Texas, though, may be different, and not because of the recent high-profile relocations. Unlike other would-be innovation hubs, the state has been quietly nurturing high-tech industry for decades. If Texas eventually rivals California, the consequences could be momentous, not just for industry, but for US politics.
A bit of background: At various times in the nation’s history, different locales have emerged as clusters where industrial innovation has flourished, spawning powerful new corporations and staggering amounts of wealth. These “places of invention†attract a critical mass of companies and talent. They often depend on institutions that train
the next generation of workers and entrepreneurs.
Silicon Valley fits the model. As Margaret O’Mara has observed in her entertaining history of the region, a critical convergence of engineering talent, venture capital, educational institutions and government money unleashed waves of innovation, each building on the previous one to generate ever-larger economic booms.

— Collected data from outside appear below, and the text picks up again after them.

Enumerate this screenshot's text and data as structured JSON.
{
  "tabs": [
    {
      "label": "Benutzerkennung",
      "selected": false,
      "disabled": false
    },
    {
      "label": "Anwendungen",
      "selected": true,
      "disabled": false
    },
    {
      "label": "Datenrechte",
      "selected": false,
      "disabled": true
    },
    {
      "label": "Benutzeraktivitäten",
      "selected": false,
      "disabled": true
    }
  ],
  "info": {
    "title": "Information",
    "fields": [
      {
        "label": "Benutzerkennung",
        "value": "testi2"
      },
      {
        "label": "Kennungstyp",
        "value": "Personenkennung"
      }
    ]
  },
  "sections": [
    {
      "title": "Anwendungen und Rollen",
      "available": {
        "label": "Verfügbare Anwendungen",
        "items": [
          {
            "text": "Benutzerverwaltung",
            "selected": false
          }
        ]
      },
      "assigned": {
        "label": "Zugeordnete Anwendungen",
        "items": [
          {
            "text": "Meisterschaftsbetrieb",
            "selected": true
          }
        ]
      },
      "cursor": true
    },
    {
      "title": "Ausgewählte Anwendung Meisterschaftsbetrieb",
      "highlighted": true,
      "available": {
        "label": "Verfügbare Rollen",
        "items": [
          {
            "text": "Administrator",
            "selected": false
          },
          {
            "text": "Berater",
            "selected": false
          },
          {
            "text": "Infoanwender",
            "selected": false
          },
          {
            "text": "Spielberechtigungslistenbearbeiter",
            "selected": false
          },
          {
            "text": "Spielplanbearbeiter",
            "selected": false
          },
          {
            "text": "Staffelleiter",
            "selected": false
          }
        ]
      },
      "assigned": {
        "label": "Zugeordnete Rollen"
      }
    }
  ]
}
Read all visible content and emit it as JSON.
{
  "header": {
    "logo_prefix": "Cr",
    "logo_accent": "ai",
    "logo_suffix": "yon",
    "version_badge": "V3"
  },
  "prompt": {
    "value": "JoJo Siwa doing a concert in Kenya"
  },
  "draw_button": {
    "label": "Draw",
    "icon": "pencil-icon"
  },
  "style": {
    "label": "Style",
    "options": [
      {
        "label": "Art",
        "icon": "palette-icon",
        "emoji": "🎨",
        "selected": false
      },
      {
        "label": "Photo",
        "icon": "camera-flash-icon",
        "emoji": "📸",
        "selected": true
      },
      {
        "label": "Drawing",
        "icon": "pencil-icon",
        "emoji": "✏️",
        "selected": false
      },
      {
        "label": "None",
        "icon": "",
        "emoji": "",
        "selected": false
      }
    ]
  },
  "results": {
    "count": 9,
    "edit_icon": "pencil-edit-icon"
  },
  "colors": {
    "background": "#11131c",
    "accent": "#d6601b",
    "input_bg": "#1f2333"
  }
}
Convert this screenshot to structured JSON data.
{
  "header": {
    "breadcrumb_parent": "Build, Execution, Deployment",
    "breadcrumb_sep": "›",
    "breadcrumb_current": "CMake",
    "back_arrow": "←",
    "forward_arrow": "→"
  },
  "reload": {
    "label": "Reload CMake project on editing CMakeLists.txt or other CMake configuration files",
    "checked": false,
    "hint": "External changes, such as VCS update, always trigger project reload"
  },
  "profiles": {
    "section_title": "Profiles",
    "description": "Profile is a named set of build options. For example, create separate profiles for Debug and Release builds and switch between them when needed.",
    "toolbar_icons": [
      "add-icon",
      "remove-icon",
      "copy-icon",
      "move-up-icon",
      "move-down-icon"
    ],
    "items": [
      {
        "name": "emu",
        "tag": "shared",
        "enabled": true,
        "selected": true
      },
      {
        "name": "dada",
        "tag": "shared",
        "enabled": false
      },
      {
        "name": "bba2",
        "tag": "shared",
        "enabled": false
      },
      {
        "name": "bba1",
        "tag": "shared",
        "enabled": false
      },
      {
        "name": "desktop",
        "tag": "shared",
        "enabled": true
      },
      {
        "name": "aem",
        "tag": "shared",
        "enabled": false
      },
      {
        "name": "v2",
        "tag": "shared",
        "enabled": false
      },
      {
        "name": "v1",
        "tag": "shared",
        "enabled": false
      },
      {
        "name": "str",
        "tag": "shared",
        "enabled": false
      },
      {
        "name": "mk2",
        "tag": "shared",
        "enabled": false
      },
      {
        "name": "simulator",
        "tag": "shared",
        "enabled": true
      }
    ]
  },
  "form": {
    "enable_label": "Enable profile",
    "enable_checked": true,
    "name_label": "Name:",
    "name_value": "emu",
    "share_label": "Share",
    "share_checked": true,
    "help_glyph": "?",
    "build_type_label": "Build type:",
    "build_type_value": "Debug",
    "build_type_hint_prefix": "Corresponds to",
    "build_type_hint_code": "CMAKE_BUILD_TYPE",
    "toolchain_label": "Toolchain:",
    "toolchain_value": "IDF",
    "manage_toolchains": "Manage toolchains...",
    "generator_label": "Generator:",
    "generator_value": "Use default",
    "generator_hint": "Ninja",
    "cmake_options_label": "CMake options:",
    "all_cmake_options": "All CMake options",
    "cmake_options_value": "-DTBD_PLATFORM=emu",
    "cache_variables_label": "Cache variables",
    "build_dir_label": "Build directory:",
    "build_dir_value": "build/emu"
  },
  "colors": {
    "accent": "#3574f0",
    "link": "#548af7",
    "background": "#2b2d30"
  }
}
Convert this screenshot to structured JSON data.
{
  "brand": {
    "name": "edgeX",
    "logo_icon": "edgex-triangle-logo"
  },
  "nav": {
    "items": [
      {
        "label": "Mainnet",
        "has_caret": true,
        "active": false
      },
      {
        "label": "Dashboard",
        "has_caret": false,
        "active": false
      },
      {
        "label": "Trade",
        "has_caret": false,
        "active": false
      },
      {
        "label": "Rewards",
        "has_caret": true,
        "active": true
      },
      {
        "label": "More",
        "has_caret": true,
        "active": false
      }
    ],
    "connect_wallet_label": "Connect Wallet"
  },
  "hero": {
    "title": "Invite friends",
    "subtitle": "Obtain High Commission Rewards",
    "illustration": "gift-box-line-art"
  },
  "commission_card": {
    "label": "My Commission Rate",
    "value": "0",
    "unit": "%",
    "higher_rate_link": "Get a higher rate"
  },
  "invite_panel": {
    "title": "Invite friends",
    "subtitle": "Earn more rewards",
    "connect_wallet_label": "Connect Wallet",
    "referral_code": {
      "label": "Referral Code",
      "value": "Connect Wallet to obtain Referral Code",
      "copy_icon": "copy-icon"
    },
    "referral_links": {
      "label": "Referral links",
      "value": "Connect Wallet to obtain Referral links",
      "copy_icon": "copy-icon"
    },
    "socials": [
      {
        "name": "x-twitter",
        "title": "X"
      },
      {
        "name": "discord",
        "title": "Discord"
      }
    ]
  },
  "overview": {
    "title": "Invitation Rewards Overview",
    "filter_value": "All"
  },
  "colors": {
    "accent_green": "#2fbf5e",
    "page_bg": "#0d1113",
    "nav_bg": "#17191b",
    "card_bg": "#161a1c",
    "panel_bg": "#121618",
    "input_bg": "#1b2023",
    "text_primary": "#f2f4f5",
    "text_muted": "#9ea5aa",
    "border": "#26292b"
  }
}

But nothing is forever. Consider the fate of Hartford, Connecticut. That city was once a high-tech powerhouse in the late 19th century, dominating precision engineering and instrumentation. Its glory days are long gone. Other centers of innovation and invention have suffered similar fates: Philadelphia, which largely pioneered machine-tool production; Detroit, crucible of the automobile industry; and others. If Silicon Valley loses its marquee status, it will almost certainly give way to several hubs in Texas, a state now more readily associated with Ted Cruz, capital punishment and crude oil. The idea that it could ultimately displace California as
the leading centre of innovation seems far-fetched. Except when you take a closer look — and go far back in time.
As one account of Texas’s high-tech history has argued, a new age dawned in 1930. The year brought news of the largest oil discovery ever made in the lower 48 states: the so-called Joiner Strike in the East Texas oil patch. But it also saw the creation of Geophysical Service, a company that used sound waves to prospect for oil, which quickly became an industry standard. The company grew rapidly, expanding into submarine detection during World War II.
In 1951, the company became Texas Instruments, one of the giants of the computer age. Three years later, TI became the first company to design, build and market silicon transistors; seven years later, it developed the first integrated circuits, or computer chips. These became the building block of everything from hand-held calculators to computers. Even as Silicon Valley became the visible leader in computing technology, Texas Instruments flourished in Dallas, growing ever larger.